A tangential curatorial approach has been running throughout Sam Perry’s previous curatorial efforts - The Loneliness of the Middle Distance Runner, Flux Factory, To Begin, at the Beginning, NURTUREArt, New York and now Cities of Ash at g39, Cardiff - finalised as a result of tangential thinking on modernism and other factions of the built environment.
RETREAT! Is the first visual offering, painted across a photographic print of an urban residential area on the annexing wall of UNIT#1, an independently curated programme by Nia Metcalfe. As the title of the exhibition suggests, if this photograph is ‘nowhere’, then are we to retreat to nowhere? Tom Crawford seeks an investigation of the concerns behind contemporary urban development and regeneration, which is instantly seen in ‘Apparition’, oil paint on salvaged wooden hoarding from the 2012 Olympic site. Urban generation, by its very nature is for the purposes of advanced economy, and ultimately, gentrification. As instructed in ‘RETREAT!’ we are sartorially asked to return and comply, allowing development to continue, a conversation continued in ‘Apparition’. By reclaiming the material, it proposed a question regarding the life of materials after their intended purpose, such as what to do with an Olympic park, post-Olympics.
Rob Voerman presents small diorama-style shelters, fantastic liveable spaces but with dystopian twinges. The idyllic idea of the remote cabin in the woods in ‘Aftermath’, tainted with its reference to the cabin of the Unabomber, evokes with a vile narrative not unlike Jake & Dinos Chapman’s diorama style installations, ‘Mine is a most Peaceable Disposition…’ and ‘Wheel of Misfortune’, but where the Chapmans are interested in the canon of culture and art history, in Voerman’s works he is investigating the canon of architecture in regards to sculpture.
Within the city, there always appears to be a centre and then outskirts, if we think of the outskirts as centres in their own rights, then it can become an interesting mode of thought regarding curatorial practice.
Thinking about the architectural plans, moving from the outskirts towards an area of potential regeneration, we arrive at Emily Speed’s ‘Plans/Ruins’, pencil & gouache on paper with clay and wooden objects laid on top, dissolving into shapes, planes and potential blueprints. References to recognisable architectural models such as the stilt houses of Thailand, Roman arches and western brickwork show an international concern with responses to architectural problems relating to a lived experience. They are creative, architectural, nonsensical drawings, completely impractical as plans or actual buildings, so we are drawn back to consider each part of the whole.

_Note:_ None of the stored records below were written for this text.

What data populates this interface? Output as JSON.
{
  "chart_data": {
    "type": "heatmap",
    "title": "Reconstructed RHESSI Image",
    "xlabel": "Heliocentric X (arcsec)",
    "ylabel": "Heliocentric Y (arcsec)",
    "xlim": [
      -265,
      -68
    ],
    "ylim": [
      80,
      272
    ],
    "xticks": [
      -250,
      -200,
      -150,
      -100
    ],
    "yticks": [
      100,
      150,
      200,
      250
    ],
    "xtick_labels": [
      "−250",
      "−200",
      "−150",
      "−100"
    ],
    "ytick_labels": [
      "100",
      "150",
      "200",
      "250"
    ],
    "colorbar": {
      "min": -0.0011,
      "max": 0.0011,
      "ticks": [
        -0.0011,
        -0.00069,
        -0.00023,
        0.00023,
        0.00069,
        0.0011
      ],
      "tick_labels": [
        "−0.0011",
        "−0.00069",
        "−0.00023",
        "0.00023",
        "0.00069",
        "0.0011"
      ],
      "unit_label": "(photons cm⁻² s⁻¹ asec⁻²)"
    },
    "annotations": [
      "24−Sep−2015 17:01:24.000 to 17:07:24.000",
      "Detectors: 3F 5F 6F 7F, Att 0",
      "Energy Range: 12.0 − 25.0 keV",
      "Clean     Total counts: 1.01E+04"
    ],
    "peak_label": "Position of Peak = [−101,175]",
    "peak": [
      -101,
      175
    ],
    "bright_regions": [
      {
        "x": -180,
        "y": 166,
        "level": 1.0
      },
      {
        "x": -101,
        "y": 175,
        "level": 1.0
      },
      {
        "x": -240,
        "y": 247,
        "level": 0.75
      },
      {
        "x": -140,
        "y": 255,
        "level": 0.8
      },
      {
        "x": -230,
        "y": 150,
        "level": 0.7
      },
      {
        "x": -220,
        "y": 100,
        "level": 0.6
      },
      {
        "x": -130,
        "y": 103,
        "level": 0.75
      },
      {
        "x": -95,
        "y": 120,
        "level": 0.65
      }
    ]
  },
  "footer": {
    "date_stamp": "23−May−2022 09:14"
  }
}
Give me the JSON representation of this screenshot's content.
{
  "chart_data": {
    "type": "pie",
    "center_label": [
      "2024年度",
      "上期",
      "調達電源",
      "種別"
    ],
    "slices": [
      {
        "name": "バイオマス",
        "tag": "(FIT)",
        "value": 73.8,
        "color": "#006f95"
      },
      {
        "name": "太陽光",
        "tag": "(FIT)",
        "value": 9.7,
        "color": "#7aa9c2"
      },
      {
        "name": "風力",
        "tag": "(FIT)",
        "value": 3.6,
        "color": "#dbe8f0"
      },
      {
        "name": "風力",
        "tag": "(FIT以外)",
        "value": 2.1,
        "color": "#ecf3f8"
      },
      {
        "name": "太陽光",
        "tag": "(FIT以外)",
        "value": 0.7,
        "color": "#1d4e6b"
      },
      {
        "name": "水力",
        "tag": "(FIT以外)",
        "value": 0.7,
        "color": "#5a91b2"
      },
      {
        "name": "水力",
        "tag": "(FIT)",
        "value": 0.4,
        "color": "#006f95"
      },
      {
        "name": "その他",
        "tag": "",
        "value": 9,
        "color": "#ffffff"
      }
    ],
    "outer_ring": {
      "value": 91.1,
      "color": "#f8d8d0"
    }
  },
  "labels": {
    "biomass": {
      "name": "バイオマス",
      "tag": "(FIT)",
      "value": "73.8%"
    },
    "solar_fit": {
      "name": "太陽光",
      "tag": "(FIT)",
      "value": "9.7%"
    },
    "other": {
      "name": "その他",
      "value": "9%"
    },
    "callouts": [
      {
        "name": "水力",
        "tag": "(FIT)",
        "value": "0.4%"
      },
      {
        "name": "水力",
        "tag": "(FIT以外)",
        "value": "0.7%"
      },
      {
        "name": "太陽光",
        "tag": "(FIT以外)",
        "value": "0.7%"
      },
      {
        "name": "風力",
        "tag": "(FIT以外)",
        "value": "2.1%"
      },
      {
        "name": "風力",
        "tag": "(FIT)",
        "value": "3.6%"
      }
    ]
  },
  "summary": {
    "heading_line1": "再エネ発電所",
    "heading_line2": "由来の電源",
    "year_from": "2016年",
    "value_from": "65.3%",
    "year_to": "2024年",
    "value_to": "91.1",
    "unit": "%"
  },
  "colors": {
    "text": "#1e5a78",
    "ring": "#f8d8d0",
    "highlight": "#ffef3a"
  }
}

Arranged clusters of small wooden offcuts, all with one deep sea-blue edge is Colin Booth’s site-specific floor based installation, Metropolis. Painstakingly arranged into large cities, with smaller clusters placed provincially nearer the edges of the offices. Feeling like a giant, the naturally outward looking view of the piece enforces the idea that we are constantly looking towards new horizons, and even standing (precariously) in the middle of the largest cluster of offcuts, we still find ourselves looking outwards to find the smaller clusters. A visual representation of an age of people living within the world that since the advent of the internet and ‘world-tourism’ we are able to drift from city to city, with great ease.
A visually surprising set of textile pieces are Hannah Waldron’s ‘Map Tapestries’, a more complex part of the exhibition, not instantly recognisable as a faction of the built environment regarding modernism. Drawing upon a personal visual vocabulary, Waldron’s work uses shapes and forms of architecture and routes in a wholly different way, reducing the canals of Venice and the subways of New York down to lines in the warp and weft of the weave.
Isabelle Hayeur, described as a ‘suburban explorer’ has a definite dialogue with Hannah Waldron here, Hayeur presenting ‘Uprooted/ Deracine’, static and panning shots of the quizzical fallout of urban living – motorway bypasses, car parks, fly tipped roadsides in varying detail and power stations. It suggests a landscape on the boundary of urban and rural, by showing negative aspects of urban living (littering), the periphery is questioned, and as mentioned earlier, is this not another centre? Although undoubtedly North American, the effects are recognised anywhere. Ceremoniously stationed at the rear of the gallery it enforces its exploratory and documentative nature and affirms its view on the liminal points of human landscaping.